Yeah, I've got friends, I have contacts in it, but it's not something that I actively work in. At the end of the day, the Salesforce ecosystem isn't all that different from any other engineering jobs, though, because the markets are still the same. When you look at the big companies that are laying off tech workers left and right, salesforce was one of them for sure. So this focus on tech work and sort of finding the best people is kind of relevant, regardless of where you're interviewing at.

Speaker 2:

Mike, could you please share the number one thing that companies should be doing differently than they're doing right now, in general that you're seeing when it comes to bringing on top talent, especially technical talent?

Speaker 1:

Absolutely.
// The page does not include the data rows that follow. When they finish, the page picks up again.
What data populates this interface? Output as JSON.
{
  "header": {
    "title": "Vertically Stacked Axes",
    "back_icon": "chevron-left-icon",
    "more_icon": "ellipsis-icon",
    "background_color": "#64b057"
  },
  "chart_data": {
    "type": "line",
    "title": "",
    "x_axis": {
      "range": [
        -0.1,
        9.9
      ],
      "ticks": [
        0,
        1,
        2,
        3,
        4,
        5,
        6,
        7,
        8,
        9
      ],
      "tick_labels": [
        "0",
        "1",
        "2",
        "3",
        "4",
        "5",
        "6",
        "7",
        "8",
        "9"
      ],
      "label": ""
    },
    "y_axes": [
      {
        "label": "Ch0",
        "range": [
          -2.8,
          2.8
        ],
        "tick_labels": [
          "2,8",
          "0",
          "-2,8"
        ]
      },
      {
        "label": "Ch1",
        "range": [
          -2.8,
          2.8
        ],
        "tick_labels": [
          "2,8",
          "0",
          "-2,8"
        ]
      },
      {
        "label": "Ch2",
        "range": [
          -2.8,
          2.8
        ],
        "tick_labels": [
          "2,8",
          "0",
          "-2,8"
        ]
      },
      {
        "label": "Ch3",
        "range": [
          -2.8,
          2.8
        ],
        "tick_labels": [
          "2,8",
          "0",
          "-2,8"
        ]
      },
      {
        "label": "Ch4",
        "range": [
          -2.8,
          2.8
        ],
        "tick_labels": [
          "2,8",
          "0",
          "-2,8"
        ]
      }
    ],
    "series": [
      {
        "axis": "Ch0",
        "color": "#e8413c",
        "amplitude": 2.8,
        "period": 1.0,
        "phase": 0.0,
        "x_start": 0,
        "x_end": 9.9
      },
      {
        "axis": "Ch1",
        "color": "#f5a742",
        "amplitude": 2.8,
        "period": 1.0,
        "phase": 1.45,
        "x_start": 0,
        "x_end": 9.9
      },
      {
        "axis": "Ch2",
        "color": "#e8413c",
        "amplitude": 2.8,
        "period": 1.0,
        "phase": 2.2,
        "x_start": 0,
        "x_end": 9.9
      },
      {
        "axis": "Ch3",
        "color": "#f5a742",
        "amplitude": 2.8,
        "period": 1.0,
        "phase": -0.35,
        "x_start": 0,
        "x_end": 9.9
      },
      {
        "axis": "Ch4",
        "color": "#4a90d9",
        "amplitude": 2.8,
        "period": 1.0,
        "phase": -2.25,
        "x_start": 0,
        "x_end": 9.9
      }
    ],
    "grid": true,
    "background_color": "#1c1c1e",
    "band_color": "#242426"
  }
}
At the end of the day, you really need to just focus on your interview process. Do you even have an interview process? There are so many companies that are, especially the smaller ones, where they have a rough idea of what the process should be. It's not written down anywhere, or if it is written down, it's not really codified. Making some sort of routine that you stick to makes you more fairly evaluate candidates. If you end with a routine in any interview process, you're going to be better off. Makes sense.

Speaker 2:

Everyone. This has been the Salesforce Hiring Edge with Josh Matthews, josh LaQuire and Mike Marochka. You can find Mike on LinkedIn. Last name M-R-O-C-Z-K-A. First name Mike. You can find him on Amazon. You can find him on GitHub. He's an incredible guest. We can't thank you enough for being on this show today. My friend, you're welcome back at any time and we wish you vast amounts of success with your consulting career and everything that you're doing to help companies out there in the ecosystem to get better and better at bringing on better teams. Thank you so much. Thank you for having me on.